Regarding thread switch in systemverilog

Hi,

I’m curious how systemverilog defines when to “switch between” thread execution.
I remember I read from somewhere that systemverilog is actually single thread , simulator schedules all the tasks/functions so that it provides the illusion of thread-level parallelism.


task thread_1();
  int a;
  repeat(100) a = 1 + 1;
  @my_event;
  repeat(100) a = 1 + 1;
endtask
fork 
   thread_1();
   thread_1();
join

So my question is , for 2 tasks running in parallel, when does simulator decide to suspend current thread_1(), and go execute thread_1()? when some wait statement occurs like

@my_event;

? or it could be at any random point like inside execution of

 repeat(100) a = 1 + 1;

?

Thanks,
Jeff

In reply to Jeff_Li_90:

So my question is , for 2 tasks running in parallel, when does simulator decide to suspend current thread_1(), and go execute thread_1()? when some wait statement occurs like

Yes

In reply to ben@SystemVerilog.us:

That is the most realistic explanation, but not how SystemVerilog is defined (See section 4.7 Nondeterminism in the IEEE 1800-2017 SystemVerilog LRM). By definition, only the relative order of statements with a single thread are guaranteed. Relative ordering between threads executing within the same active region cannot be relied upon.

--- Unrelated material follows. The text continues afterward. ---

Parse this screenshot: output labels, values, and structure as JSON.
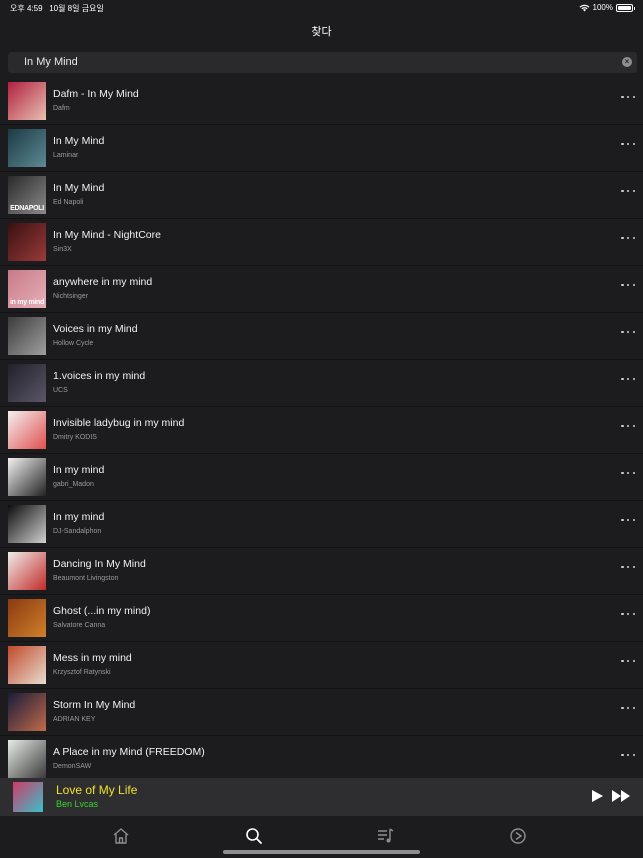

Two places where the “single executing thread” model breaks down is when the simulation is spread across multiple cores, and optimizations that tie together what looks like independent threads into a single monolithic thread.

it occurred to me that since the multi thread parallel execution is an illusion, then what’s the point having mailbox for inter-process communication rather than simple queues?
I mean essentially queue push/pop method is executed single-thread internally without interruption, isn’t it?

I was under the impression that mailbox provides built-in semaphore-like operation to prevent race condition when multiple thread accessing same mailbox, but since multi-thread is an illusion, why would anyone need to use mailbox instead of just queues?

In reply to Jeff_Li_90:

The point of my previous comment is to say that you can’t depend on implementations behaving like a single thread.

But in addition to the thread-safe access to the mailbox object which you may or many not believe is necessary, a mailbox provides FIFO thread access to the mailbox items which you cannot get with just a plain queue. That means if one thread is waiting for a get(), and another thread does a get() and there is a well defined ordering between the two, the mailbox makes sure the first thread receives the mailbox item. So a mailbox class is a actually a collection of queues and semaphores.